Volume 11, Issue 2, 2014
Susan LT Ashley
Re-telling, Re-cognition, Re-stitution: Sikh Heritagization in Canada
In Canada, the language and techniques of museums and heritage sites have been adopted and adapted by some immigrant communities to make sense of
their place within their new country. For some groups, “heritagization” is a new value, mobilized for diverse purposes. New museums and heritage sites serve as a form of ethnic media, becoming community gathering points, taking on pedagogical roles, enacting citizenship, and enabling strategic assertion of identity in the public sphere. This article explores this enactment of heritage and citizen-membership through a case study, the Sikh Heritage Museum, developed in Abbotsford by Indo-Canadians.
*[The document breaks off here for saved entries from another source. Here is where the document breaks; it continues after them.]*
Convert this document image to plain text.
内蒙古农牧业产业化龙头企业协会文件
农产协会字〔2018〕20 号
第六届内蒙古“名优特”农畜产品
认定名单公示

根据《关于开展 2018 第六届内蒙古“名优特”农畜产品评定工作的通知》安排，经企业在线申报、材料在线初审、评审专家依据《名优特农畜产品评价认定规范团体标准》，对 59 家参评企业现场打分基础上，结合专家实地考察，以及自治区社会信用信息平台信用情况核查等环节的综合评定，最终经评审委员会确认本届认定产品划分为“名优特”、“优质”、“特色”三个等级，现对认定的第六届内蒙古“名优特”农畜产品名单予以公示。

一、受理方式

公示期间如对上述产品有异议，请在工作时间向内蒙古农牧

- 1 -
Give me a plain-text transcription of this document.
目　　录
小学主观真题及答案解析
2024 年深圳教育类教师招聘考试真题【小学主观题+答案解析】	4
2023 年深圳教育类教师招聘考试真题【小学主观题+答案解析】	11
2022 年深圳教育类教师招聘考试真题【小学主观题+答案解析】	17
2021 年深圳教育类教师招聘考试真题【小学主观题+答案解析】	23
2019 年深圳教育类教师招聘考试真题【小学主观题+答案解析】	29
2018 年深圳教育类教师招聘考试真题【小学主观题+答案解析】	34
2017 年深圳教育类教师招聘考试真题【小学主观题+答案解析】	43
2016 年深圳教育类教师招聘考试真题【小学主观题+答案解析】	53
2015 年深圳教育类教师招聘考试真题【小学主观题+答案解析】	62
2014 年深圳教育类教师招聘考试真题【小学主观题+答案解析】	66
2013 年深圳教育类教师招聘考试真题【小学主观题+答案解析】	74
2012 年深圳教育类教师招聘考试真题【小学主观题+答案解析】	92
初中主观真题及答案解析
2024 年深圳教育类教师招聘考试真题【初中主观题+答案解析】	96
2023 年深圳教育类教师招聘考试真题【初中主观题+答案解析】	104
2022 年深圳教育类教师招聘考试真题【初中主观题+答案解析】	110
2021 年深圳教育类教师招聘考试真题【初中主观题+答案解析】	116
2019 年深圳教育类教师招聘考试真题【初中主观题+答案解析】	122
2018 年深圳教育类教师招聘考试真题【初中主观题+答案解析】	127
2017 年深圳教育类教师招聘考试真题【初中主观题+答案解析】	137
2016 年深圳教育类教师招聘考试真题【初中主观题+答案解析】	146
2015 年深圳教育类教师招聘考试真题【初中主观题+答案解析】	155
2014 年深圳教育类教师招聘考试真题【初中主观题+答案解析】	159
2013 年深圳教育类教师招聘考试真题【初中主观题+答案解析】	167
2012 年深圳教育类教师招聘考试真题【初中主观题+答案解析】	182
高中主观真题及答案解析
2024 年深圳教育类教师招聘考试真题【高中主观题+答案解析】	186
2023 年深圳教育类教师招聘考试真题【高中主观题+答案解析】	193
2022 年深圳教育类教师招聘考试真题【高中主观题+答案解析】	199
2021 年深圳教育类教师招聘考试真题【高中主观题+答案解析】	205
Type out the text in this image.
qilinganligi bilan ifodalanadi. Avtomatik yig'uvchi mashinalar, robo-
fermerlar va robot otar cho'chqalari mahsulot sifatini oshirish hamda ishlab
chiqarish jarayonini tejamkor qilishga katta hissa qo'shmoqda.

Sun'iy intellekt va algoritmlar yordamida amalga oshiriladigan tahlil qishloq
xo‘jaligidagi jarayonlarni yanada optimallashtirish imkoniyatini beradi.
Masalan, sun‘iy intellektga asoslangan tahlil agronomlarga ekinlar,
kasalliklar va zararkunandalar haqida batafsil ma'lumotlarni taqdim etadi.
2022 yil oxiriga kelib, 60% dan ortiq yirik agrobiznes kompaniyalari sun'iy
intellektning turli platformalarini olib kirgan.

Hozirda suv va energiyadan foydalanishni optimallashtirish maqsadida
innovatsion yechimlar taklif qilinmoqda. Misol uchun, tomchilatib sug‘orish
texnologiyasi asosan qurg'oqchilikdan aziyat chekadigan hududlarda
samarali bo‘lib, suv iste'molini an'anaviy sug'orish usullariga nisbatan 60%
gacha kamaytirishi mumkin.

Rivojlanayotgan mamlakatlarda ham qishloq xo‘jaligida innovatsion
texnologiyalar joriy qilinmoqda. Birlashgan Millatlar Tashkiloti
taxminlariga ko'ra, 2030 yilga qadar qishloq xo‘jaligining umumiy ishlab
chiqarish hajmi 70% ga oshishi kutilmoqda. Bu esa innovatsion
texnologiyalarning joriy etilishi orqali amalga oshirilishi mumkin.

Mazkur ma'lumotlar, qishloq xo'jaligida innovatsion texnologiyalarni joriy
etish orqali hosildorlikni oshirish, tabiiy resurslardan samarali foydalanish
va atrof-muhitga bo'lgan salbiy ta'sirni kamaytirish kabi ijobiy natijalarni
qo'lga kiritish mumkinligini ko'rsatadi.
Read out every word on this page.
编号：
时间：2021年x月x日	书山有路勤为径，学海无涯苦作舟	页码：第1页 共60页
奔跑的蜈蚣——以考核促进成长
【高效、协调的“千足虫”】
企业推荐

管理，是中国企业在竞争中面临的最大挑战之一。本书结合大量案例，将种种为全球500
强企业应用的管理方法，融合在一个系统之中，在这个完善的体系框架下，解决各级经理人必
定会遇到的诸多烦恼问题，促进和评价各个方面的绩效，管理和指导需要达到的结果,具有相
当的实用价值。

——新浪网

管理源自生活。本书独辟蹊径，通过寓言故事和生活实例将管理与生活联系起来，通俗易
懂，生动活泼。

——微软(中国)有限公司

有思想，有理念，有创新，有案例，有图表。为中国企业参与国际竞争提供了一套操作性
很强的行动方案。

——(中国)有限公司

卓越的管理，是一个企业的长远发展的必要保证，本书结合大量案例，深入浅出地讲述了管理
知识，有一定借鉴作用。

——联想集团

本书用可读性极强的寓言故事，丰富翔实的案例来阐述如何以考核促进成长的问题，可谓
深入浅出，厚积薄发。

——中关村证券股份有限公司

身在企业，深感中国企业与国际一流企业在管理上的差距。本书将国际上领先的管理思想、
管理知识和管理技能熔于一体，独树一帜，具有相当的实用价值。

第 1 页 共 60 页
Established in 2011 in an historic and still-functioning gurdwara, the museum is an example of a community’s desire to balance inward-looking historical consciousness and community belonging, with outward-looking voice, recognition and acceptance by mainstream Canadian society. The museum has also become a site of tension between top-down and bottom-up initiatives, where amateur and local expressions butt up against professionalized government activities such as the Canadian Historical Recognition Program that seek to insert formal recognition and social inclusion policies. The article considers the effects of this resource and power differential on the museum’s development, and on the sensibilities and practices of immigrant “heritage” and “citizenship” in Canada.